If you urgently need money to cover basic expenses, buy food, or pay off high-interest debt, there are other options to consider. Here are a few:

Online lenders

There are many personal loans available online at more reasonable interest rates. Even if you have less than stellar credit, some lenders may look beyond your credit score when assessing your eligibility.

  • OneMain Financial has no minimum credit score requirement and you can borrow as little as $1,500, depending on where you live. APRs range from 18% to 35.99% and terms are two to five years. They also have a pre-qualification option to see if you qualify without applying first.
  • Loans before start around $2,000 and your credit score must be at least 580 to qualify. APRs range from 9.95% to 35.99% and repayment terms range from two to five years.
  • Reached takes your educational background and experience into consideration when assessing your eligibility. You can borrow as little as $1,000 and get your money back within a day of approval.

These lenders tend to have higher than normal interest rates compared to other personal lenders.

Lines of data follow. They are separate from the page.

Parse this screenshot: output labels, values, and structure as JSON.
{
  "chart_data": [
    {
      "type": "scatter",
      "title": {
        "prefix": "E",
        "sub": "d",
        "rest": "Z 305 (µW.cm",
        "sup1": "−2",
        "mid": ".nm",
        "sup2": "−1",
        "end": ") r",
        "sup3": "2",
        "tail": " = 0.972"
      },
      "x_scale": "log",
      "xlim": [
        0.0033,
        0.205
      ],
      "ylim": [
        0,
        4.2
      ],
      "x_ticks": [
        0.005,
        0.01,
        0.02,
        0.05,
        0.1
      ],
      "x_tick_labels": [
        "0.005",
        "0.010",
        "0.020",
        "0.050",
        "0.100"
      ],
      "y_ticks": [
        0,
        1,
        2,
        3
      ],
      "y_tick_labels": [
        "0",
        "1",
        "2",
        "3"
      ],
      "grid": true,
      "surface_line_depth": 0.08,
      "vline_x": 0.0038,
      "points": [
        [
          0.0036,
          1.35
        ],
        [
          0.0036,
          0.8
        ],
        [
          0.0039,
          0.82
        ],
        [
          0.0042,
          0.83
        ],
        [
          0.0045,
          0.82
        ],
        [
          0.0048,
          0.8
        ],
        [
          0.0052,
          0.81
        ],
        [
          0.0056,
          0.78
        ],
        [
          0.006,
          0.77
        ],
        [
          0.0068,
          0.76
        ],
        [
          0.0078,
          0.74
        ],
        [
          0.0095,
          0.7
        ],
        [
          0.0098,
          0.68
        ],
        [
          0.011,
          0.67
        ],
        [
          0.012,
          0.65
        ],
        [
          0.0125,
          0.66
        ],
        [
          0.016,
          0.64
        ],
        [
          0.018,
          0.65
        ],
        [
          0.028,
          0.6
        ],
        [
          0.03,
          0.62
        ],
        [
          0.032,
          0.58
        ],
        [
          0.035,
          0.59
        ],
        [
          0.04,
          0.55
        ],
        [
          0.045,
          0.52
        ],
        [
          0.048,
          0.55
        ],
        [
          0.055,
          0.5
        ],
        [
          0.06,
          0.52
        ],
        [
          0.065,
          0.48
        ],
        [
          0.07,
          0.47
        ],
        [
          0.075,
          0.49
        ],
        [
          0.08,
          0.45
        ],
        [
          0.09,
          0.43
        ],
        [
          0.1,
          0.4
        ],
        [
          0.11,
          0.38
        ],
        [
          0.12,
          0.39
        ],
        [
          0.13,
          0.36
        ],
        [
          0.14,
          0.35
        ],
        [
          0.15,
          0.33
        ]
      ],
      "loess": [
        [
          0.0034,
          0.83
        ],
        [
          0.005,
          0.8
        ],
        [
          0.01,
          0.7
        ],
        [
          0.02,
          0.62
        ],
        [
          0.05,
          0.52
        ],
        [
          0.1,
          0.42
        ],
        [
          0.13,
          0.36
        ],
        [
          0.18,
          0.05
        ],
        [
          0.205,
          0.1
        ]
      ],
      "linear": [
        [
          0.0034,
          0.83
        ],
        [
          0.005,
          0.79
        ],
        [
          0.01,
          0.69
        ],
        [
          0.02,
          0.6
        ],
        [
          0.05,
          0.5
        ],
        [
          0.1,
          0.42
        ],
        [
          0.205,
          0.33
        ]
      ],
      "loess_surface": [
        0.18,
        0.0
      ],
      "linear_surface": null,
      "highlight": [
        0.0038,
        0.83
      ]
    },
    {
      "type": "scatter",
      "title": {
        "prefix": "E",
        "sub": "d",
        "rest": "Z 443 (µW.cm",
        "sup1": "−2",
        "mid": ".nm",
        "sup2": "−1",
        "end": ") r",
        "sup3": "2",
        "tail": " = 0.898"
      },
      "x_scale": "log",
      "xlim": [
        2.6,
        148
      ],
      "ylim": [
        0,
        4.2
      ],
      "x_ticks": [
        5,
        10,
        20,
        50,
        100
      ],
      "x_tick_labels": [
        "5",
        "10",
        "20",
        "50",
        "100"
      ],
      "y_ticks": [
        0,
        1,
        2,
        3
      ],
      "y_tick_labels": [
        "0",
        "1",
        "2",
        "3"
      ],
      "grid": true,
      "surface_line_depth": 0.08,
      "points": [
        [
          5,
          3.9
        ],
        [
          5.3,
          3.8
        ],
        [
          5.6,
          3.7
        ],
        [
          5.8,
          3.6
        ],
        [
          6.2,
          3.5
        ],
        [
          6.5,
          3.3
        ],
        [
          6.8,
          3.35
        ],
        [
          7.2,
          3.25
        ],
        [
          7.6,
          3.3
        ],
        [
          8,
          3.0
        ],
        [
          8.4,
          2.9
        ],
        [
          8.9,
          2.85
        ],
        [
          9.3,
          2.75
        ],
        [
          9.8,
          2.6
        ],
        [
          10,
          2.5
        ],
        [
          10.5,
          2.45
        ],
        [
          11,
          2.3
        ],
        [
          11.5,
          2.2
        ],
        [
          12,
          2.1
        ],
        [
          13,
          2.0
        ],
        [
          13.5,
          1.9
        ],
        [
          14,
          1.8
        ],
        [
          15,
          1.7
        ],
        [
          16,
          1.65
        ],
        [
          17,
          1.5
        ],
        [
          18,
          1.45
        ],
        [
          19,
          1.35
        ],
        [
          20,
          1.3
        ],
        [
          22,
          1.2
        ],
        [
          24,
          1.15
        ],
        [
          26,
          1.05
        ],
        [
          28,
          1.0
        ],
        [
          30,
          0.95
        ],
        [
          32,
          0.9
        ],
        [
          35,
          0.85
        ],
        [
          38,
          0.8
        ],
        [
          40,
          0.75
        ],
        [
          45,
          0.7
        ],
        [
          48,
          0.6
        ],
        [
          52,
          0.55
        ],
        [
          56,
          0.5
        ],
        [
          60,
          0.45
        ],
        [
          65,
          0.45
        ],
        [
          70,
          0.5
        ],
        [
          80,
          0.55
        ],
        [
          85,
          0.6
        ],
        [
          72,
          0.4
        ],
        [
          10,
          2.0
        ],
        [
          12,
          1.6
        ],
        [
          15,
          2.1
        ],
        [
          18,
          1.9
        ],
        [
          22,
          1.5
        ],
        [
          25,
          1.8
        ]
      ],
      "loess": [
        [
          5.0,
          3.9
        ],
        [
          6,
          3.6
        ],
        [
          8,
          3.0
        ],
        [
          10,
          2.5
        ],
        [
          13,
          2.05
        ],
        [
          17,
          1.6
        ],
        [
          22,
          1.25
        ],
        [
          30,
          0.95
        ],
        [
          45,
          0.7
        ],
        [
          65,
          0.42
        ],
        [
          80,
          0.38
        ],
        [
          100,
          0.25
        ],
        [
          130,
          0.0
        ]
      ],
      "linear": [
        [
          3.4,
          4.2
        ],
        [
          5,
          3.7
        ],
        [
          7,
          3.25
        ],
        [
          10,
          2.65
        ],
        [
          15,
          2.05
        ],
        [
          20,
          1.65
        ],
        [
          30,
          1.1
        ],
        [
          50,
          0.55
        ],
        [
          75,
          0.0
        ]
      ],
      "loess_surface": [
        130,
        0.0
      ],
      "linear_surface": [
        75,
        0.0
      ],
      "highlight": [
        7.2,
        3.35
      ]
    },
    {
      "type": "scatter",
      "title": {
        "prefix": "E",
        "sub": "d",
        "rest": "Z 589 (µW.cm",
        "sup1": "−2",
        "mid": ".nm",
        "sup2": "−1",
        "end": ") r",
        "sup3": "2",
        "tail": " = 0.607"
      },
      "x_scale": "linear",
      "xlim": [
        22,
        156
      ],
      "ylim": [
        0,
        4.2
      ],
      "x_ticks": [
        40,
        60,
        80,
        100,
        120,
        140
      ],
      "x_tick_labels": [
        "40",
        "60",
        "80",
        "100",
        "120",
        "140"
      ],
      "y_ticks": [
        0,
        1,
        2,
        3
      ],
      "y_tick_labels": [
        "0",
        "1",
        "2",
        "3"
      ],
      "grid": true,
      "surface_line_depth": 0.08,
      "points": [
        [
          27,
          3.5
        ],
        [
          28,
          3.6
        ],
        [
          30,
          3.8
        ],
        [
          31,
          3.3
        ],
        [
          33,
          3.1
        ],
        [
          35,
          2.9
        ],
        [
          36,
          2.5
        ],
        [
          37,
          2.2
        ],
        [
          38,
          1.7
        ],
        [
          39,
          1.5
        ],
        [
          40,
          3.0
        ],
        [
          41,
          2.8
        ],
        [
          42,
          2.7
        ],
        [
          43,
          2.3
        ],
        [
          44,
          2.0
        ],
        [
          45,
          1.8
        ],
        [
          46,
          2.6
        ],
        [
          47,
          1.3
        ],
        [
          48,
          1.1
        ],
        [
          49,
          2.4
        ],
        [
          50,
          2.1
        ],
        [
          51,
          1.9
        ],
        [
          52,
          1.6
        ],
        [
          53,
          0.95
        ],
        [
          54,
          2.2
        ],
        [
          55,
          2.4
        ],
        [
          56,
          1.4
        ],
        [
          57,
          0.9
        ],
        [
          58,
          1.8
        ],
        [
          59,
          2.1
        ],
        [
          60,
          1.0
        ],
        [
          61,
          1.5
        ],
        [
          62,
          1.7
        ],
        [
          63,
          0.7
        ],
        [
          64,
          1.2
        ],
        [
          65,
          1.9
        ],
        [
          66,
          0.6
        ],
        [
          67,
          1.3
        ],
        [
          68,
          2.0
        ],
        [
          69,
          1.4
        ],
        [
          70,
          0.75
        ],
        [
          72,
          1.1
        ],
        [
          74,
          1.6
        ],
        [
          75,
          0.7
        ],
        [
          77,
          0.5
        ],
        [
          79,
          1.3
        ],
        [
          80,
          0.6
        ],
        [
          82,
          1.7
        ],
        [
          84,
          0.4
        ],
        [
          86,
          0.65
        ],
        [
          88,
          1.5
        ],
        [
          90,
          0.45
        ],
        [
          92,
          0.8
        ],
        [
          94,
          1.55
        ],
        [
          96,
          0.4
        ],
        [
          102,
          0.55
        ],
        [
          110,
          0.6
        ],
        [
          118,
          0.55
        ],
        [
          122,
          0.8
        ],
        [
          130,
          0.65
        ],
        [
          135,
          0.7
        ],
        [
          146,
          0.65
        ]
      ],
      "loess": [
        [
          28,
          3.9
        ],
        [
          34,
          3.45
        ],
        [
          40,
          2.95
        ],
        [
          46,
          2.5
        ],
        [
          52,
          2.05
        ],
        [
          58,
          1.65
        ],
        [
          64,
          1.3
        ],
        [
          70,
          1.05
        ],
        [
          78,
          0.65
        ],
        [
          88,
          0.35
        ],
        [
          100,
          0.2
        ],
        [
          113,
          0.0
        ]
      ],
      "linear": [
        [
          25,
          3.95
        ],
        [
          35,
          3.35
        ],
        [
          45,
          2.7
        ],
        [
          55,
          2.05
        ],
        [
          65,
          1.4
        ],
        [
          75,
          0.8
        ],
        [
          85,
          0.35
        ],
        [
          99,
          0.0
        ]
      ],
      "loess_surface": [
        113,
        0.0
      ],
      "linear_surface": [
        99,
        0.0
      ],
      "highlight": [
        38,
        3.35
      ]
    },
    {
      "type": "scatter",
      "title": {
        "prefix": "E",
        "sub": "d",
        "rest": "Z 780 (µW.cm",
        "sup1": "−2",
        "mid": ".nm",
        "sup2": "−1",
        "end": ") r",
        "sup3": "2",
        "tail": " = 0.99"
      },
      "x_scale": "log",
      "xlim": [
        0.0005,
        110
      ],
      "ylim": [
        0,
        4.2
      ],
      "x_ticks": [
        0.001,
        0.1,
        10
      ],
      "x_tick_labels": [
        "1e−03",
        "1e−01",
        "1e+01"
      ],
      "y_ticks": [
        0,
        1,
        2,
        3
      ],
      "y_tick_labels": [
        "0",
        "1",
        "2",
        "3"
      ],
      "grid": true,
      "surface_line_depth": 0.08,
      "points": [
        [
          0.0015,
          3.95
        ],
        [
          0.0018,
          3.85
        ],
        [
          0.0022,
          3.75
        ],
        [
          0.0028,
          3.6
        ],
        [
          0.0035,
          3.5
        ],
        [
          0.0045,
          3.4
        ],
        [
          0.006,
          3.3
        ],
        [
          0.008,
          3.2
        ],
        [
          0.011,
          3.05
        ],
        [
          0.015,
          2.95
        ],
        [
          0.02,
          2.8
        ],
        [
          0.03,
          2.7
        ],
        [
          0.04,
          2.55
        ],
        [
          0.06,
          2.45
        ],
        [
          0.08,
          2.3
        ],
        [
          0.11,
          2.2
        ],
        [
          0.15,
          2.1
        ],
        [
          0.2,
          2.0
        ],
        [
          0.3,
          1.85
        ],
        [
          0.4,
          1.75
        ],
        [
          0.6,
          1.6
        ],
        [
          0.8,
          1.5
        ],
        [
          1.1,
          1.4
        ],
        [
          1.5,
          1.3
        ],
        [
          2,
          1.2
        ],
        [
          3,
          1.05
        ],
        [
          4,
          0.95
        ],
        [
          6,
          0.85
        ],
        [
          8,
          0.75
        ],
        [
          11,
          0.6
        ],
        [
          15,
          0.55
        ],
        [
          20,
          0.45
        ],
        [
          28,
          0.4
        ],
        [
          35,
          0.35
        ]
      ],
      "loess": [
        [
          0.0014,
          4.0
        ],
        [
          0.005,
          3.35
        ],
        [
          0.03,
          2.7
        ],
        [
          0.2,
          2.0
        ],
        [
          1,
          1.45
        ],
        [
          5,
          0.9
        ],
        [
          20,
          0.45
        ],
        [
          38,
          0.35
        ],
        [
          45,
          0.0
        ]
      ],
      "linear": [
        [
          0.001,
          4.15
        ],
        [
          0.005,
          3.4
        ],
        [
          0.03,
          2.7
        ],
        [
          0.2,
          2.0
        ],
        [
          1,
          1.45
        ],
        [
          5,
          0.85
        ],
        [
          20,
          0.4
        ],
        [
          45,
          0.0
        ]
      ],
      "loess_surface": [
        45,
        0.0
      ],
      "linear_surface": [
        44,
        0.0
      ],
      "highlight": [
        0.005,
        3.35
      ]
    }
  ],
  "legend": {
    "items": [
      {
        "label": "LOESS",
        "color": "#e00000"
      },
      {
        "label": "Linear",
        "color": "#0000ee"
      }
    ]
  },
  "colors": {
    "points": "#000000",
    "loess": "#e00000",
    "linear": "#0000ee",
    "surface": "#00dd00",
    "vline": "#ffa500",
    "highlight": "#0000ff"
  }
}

However, they are all much cheaper than payday lenders.

credit unions

If you have an account with a local credit union, it may be easier for you to qualify for a personal loan. Most credit union interest rates are capped at around 18%, even for those with low credit ratings.

Many credit unions also offer payday loan alternatives — offering small dollar loans and short repayment terms ranging from one to six months. Many credit unions require you to join before borrowing, but are willing to work with you if you don’t have good credit.

Recruit a co-signer

If you can’t get a loan from an online lender or credit union, you can ask a friend or family member to co-sign a loan. The co-signer must have decent credit; it is their score and credit history that will help you overcome the eligibility problem. Keep in mind that if you fall behind in your payments, not only your credit report suffer; so will your co-signer.